Nederland is de grootste importeur van pinda’s in de wereld. Zo’n 300.000 ton komt er ieder jaar onze havens binnen. Voor pindakaas, maar natuurlijk ook de borrelnoot.
In ieder krokant nootje schuilt een pinda. Maar wat is een pinda precies?
Een pinda is geen noot
Net als kikkererwten en
sperziebonen vallen pinda’s onder de peulvruchten. Nog specifieker: het is een
zaad. Ja, ook die knapperige pinda was eerst zacht en vochtig. Hij groeit in de
grond als beginnetje van de pindaplant. Vandaar de verwarrende bijnaam
‘grondnoot’ of ‘aardnoot’.
Het verschil is
dat noten juist in harde omhulsels zitten. Om de pinda stevig en knapperig te
maken, moet het vochtgehalte van 20-50% teruggebracht worden tot 10%. Daarom
worden de pindaplanten met de wortels omhoog te drogen gelegd. Je eet dus eigenlijk
uitgedroogde boontjes die vaak nog geroosterd of gefrituurd worden.
De pindaplant de wereld over
Pinda’s komen oorspronkelijk uit Zuid-Amerika.

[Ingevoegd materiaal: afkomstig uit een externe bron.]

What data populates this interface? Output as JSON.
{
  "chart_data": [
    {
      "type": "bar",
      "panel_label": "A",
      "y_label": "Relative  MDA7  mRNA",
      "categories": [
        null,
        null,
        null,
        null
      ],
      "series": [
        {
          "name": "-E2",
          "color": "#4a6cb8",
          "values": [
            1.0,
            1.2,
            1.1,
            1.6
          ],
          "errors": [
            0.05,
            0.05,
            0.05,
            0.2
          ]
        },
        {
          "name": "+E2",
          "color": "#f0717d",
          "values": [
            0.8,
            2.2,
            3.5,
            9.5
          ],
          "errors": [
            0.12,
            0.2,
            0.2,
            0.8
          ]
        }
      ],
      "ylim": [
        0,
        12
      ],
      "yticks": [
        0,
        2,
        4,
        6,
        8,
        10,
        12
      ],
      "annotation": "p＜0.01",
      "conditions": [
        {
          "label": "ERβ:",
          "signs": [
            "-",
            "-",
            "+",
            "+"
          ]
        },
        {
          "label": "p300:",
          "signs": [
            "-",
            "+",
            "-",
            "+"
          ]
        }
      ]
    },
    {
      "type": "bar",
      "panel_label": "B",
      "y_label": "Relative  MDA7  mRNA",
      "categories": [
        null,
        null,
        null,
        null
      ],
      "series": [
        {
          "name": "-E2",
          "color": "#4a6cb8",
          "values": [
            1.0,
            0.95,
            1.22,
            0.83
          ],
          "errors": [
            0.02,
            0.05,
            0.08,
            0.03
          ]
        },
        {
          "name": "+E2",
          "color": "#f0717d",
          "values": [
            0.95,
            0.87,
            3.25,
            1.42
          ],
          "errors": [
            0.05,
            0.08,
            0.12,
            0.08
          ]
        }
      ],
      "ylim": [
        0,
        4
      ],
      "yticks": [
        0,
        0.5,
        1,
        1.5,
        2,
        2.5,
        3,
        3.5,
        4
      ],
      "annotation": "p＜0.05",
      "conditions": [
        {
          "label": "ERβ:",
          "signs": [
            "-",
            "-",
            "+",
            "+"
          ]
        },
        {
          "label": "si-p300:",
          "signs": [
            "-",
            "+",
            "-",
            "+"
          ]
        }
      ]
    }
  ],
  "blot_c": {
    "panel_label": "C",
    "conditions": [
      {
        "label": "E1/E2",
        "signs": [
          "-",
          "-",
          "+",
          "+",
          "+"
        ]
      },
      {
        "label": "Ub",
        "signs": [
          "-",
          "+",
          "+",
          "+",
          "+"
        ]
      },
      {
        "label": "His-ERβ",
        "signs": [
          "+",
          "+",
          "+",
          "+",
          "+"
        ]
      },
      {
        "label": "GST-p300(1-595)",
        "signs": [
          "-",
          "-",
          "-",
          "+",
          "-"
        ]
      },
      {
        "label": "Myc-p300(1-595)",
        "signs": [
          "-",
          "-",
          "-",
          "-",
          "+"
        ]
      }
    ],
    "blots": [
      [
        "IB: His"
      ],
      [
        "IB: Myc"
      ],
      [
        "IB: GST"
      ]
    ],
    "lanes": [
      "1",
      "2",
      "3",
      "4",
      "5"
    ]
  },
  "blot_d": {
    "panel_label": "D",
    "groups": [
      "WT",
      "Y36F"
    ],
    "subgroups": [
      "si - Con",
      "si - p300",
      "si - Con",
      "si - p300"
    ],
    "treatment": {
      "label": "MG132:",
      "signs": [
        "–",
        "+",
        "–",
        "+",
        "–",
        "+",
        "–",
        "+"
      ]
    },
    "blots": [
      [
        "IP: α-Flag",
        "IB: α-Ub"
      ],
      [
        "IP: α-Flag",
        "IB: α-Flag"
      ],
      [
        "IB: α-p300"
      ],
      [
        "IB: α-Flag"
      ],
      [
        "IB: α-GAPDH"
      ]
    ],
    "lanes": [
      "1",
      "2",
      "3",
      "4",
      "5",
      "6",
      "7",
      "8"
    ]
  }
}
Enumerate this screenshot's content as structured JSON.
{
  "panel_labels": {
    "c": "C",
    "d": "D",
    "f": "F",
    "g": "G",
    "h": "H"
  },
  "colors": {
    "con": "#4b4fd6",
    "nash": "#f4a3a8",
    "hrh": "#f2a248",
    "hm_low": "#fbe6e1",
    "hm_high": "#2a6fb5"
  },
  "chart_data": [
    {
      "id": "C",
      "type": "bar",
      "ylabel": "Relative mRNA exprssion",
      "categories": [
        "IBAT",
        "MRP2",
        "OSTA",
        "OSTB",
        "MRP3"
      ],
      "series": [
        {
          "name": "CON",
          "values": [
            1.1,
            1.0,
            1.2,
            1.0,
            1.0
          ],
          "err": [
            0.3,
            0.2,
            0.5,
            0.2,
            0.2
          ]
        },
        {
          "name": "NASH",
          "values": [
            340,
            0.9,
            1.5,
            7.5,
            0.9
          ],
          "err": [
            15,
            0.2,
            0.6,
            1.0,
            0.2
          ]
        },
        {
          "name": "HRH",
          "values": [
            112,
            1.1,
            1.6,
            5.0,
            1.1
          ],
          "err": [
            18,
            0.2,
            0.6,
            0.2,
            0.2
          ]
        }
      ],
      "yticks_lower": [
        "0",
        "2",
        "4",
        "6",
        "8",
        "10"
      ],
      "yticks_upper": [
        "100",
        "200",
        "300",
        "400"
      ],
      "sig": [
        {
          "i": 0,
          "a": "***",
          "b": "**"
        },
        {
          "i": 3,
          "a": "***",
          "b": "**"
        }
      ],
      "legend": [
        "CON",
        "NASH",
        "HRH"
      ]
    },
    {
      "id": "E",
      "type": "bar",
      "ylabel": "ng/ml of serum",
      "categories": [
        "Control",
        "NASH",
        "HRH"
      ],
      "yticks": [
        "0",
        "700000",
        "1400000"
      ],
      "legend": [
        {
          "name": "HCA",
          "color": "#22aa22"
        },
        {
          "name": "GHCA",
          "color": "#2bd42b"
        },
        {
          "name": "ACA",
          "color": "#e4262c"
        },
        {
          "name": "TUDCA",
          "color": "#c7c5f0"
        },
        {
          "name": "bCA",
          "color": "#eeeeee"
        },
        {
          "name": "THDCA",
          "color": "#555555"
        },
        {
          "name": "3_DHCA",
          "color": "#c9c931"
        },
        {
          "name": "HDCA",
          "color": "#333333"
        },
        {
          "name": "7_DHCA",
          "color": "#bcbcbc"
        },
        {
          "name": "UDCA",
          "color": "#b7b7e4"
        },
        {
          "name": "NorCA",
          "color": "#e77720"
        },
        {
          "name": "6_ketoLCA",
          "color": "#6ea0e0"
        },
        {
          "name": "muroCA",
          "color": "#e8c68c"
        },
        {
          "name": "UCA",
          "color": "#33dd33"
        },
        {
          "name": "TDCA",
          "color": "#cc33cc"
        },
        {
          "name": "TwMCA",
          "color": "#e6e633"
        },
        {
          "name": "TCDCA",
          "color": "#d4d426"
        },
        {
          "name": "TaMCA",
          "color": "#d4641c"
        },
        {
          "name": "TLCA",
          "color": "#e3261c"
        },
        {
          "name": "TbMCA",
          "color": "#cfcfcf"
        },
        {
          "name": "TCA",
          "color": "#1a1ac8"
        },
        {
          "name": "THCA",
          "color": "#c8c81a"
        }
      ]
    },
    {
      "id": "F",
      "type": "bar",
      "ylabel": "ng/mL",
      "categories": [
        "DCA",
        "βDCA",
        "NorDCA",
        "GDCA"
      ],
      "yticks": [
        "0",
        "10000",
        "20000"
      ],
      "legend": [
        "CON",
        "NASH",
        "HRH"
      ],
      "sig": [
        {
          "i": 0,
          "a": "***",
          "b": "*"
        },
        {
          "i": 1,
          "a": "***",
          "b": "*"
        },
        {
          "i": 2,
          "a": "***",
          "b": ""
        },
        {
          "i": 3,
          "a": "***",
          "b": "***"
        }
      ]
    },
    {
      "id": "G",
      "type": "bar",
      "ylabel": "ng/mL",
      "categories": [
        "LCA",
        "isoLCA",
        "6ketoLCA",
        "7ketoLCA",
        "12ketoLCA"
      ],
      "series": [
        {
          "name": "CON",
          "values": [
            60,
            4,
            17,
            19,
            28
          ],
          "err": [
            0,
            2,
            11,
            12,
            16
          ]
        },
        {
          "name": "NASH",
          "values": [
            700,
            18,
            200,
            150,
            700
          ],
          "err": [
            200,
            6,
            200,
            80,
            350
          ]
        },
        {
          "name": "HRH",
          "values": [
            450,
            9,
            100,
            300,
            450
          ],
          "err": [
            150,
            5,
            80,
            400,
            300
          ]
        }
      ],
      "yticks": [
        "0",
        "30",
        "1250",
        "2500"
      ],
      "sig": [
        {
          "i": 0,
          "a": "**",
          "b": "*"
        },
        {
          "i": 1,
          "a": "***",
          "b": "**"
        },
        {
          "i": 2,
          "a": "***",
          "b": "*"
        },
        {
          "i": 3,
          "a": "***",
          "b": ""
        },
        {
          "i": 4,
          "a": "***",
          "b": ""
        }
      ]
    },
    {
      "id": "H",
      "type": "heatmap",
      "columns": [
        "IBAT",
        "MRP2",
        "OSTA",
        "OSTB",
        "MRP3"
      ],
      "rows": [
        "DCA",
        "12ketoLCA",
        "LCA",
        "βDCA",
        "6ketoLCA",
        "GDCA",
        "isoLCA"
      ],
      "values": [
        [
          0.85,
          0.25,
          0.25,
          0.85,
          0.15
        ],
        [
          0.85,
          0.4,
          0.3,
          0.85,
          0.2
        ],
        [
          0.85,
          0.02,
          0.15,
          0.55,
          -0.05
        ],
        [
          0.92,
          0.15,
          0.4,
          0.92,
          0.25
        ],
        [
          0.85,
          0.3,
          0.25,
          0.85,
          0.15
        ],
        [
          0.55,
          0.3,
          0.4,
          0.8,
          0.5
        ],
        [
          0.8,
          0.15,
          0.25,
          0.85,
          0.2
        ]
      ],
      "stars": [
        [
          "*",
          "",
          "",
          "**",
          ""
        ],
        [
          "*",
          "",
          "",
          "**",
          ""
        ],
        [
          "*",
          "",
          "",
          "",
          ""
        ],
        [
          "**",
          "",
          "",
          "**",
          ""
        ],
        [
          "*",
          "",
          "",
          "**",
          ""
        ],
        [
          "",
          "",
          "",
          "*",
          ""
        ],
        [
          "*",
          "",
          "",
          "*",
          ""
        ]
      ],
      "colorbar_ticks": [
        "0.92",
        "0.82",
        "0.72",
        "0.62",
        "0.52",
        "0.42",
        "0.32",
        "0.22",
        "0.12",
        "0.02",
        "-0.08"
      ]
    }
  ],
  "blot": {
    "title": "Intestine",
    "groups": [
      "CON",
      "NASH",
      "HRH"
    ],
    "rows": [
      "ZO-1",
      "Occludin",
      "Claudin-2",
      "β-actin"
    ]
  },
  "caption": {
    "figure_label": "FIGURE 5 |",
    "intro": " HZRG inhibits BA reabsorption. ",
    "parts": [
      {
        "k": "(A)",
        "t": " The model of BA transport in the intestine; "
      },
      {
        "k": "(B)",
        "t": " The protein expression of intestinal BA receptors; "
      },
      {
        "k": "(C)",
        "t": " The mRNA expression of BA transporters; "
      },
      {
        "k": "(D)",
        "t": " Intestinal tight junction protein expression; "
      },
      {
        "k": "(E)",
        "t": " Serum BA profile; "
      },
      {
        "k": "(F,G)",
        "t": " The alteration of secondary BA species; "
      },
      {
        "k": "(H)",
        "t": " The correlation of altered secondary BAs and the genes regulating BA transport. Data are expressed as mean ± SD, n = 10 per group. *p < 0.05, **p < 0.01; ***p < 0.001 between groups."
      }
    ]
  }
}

En nog altijd komen er veel
pinda’s uit dit deel van wereld. Maar de Spanjaarden hebben de plant meegenomen
en verspreid over de wereld. Indonesië was één van de eerste landen waar de
Spanjaarden de pinda naartoe brachten om er te laten groeien. Een warm klimaat
is namelijk cruciaal.
De pinda werd vrij snel opgenomen in de Indonesische
keuken. Pindasaus en gerechten als gadogado zijn voorbeelden van die invloed. En
dus ook ‘onze’ borrelnoot komt oorspronkelijk uit de Indonesische keuken.